Marlborough’s flagship varietals shine across NZ

Marlborough Sauvignon Blanc and Pinot Noir are always top of mind, but every region is putting its own stamp on New Zealand’s signature grapes. Here are some places – from north to south – to keep an eye out for:

HAWKE’S BAY – Eastern coast of the North Island
Sauvignon Blanc: Bright acidity and intense fruit. These are often fermented or aged in oak. Pinot Noir: Floral and spicy with cherry and plum. Many can be quite earthy, but all are rich, with supple tannins.

MARTINBOROUGH – Southern tip of the North Island
Sauvignon Blanc: Intense, bright and quite perfumed, with good precision. Herbs, tropical fruit and mineral. Pinot Noir: Richly flavoured and savoury, with great texture and depth alongside a notably aromatic varietal character.

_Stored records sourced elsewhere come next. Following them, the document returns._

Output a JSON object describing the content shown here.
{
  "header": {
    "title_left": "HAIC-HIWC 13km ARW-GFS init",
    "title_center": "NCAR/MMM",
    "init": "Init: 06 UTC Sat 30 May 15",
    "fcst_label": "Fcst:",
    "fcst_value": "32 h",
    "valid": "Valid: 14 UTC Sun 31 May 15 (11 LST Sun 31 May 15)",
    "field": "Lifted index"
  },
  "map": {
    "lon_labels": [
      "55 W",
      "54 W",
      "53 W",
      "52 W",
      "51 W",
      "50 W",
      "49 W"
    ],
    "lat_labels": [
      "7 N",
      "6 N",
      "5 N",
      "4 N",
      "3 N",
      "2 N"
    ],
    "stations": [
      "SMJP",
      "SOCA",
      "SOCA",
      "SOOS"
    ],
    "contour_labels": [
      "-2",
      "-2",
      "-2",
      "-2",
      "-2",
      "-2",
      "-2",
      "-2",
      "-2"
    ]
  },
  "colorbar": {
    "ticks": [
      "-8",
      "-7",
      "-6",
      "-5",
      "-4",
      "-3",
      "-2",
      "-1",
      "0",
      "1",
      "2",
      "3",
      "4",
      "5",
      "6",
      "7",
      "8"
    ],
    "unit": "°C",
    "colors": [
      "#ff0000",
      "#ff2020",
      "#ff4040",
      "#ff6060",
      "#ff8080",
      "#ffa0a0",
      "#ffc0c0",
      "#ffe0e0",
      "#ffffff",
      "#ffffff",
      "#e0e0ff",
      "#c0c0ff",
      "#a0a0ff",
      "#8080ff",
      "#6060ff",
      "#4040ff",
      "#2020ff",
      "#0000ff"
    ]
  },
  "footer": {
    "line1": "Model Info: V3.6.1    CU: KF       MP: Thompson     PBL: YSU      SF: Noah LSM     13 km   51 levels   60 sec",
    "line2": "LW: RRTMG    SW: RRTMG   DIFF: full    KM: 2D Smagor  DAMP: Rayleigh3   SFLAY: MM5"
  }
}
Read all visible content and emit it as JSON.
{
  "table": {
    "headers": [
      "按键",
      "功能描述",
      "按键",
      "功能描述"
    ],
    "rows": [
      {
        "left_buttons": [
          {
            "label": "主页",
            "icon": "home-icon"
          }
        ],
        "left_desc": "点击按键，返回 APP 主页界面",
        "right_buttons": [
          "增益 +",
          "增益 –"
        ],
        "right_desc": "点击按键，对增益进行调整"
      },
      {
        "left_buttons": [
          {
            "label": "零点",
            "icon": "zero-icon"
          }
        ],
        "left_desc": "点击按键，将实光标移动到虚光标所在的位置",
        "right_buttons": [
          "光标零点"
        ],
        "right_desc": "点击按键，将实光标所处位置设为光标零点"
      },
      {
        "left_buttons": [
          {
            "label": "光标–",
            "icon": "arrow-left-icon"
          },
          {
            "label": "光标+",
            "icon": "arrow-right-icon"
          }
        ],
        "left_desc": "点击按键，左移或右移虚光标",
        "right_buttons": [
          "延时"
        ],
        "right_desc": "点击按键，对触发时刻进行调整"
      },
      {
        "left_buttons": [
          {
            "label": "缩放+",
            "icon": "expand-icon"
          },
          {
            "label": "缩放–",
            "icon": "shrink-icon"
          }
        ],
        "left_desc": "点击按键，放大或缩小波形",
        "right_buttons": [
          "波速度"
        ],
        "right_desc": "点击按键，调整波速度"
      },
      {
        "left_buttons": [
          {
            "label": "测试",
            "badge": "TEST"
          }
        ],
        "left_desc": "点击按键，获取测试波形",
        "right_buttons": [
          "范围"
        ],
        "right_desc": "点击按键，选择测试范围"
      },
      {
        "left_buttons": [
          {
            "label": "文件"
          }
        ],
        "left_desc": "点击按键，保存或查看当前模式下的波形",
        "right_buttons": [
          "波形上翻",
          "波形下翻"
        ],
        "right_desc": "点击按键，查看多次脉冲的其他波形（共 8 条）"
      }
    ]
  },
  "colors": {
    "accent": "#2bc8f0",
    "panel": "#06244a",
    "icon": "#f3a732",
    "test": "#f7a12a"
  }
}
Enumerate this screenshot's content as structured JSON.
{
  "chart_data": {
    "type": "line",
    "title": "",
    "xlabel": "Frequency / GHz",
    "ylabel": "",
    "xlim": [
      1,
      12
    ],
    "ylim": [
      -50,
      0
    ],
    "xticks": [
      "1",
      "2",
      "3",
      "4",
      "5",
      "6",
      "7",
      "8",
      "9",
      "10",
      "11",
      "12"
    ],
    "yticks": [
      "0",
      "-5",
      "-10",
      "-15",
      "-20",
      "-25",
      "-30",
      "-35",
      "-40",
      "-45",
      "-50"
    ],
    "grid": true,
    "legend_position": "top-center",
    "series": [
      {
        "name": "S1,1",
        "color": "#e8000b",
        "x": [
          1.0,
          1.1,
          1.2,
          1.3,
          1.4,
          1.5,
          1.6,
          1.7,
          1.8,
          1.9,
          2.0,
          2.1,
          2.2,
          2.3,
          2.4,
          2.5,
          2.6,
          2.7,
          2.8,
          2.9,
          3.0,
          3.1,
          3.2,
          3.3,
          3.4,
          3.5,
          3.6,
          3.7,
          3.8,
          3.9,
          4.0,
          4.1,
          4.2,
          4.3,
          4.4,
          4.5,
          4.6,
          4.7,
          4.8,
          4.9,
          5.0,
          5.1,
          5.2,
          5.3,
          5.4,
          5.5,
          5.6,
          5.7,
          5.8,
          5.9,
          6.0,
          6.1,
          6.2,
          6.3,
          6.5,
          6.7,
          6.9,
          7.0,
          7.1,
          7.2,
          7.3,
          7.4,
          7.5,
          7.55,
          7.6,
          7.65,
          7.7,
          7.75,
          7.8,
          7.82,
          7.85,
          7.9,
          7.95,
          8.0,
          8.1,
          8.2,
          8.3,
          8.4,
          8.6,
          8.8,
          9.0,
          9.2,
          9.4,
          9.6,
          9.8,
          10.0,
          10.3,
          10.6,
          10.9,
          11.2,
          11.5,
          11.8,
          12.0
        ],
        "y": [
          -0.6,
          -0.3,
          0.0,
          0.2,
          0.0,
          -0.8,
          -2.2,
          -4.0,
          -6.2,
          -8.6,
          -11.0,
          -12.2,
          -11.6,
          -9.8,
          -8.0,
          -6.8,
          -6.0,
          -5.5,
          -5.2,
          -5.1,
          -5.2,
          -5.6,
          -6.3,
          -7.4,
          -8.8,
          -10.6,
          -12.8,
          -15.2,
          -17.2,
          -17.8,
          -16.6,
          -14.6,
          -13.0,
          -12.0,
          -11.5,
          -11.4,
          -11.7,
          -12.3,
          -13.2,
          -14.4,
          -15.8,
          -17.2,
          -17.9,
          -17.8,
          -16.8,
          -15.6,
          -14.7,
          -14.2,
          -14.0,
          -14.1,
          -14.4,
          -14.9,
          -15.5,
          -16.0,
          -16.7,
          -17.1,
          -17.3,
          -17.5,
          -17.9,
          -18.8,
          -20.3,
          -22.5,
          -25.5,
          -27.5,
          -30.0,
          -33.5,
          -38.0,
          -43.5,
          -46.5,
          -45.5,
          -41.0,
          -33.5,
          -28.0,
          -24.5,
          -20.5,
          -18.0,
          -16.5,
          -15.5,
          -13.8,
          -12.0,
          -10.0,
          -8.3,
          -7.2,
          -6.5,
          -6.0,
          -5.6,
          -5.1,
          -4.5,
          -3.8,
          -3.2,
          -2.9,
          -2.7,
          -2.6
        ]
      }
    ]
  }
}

MARLBOROUGH – Northeast tip of the South Island
Sauvignon Blanc: Herbaceous, aromatic and tropical, with excellent vibrancy. Pinot Noir: Brightly articulated dark and red fruit, with spicy undertones.

CENTRAL OTAGO – New Zealand’s southernmost and highest wine region
Sauvignon Blanc: Crisp and linear, with herbs, pineapple, passionfruit and a distinct gunflint minerality. Pinot Noir: Aromatic and lush, with taut structure, silky texture and true intensity.